Investigating new strategies and signaling techniques for nano-devices and systems is quite challenging. The communication systems considered to be feasible in nano-devices are inspired from biophysical systems which communicate with electro-chemical signals organized with respect to excitation. While the electrical pulses transmitted along with the cell membrane the chemical signal transmitted in the synaptic cleft. Developing new chemical signal based communication which termed as the molecular communication with minimum error is now the central deal for the researchers. Strategic approaches to the issue in variety of perspective such as systematic, experimental and electronic circuitry viable for chip based robotic and nano-device design are now available in the literature. Biological signaling pathways, in accordance with the action potentials generated in pre-synaptic neuron some chemical substances called neurotransmitters released into the synaptic cleft and hence the post-synaptic neuron is accordingly triggered. In this way the information transmitted from one cell to another by electro chemical signal carriers. About this process some electronic neuron models have also been introduced to simulate dynamic behavior of neuronal cells. In this study, a novel simple electronic integrate and fire model which has been designed previously was further developed and used to simulate and analyze the communication of neurons. The proposed electronic model not only simulates the neuronal cell’s behavior and also can transmit the information to the following neuron. The rate of correct transmission depends on the synaptic channel model. The characteristics of the used semiconductor components with overall structure of the proposed electronic model are very close to the biophysical nature of neuron and can be designed on semiconductor chips which is the advantage of the model.
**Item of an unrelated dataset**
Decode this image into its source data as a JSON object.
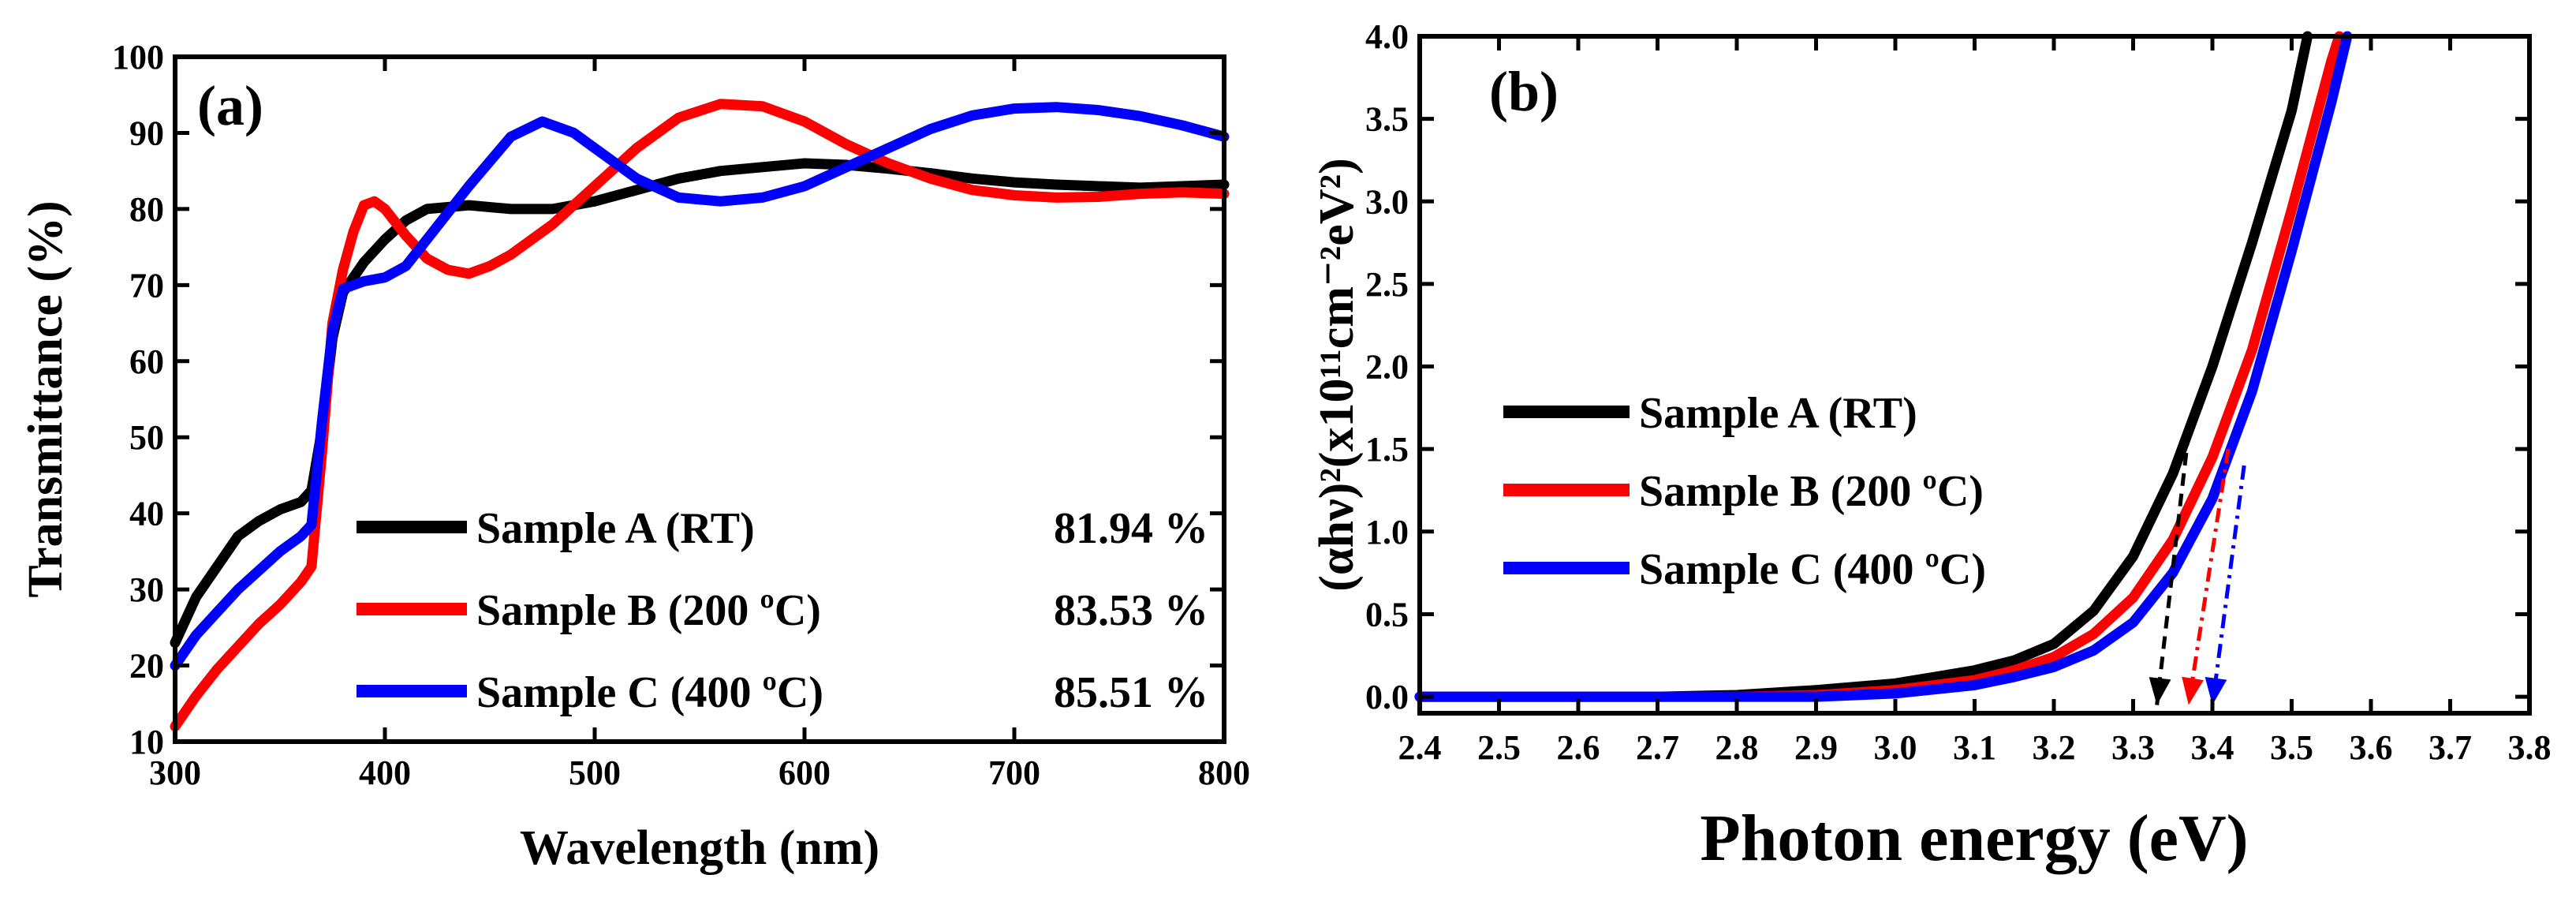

为纳米设备和系统研究新的策略和信号技术是非常具有挑战性的。被认为在纳米设备中可行的通信系统是受生物物理系统启发的，该生物物理系统与就激发而组织的电化学信号进行通信。当电脉冲与细胞膜一起传输时，化学信号在突触间隙中传输。开发新的基于化学信号的通信（称为分子通信且具有最小的误差）现在是研究人员的核心任务。文献中现已提供了从各种角度出发解决该问题的战略方法，例如适用于基于芯片的机器人和纳米设备设计的系统，实验和电子电路。生物信号传导途径 根据突触前神经元中产生的动作电位，一些称为神经递质的化学物质释放到突触间隙中，因此相应地触发了突触后神经元。通过这种方式，信息通过电化学信号载体从一个单元传输到另一个单元。关于此过程，还引入了一些电子神经元模型来模拟神经元细胞的动态行为。在这项研究中，进一步开发了先前设计的新型简单电子集成和射击模型，并将其用于模拟和分析神经元的通信。所提出的电子模型不仅可以模拟神经元细胞的行为，还可以将信息传输到随后的神经元。正确传输的速率取决于突触通道模型。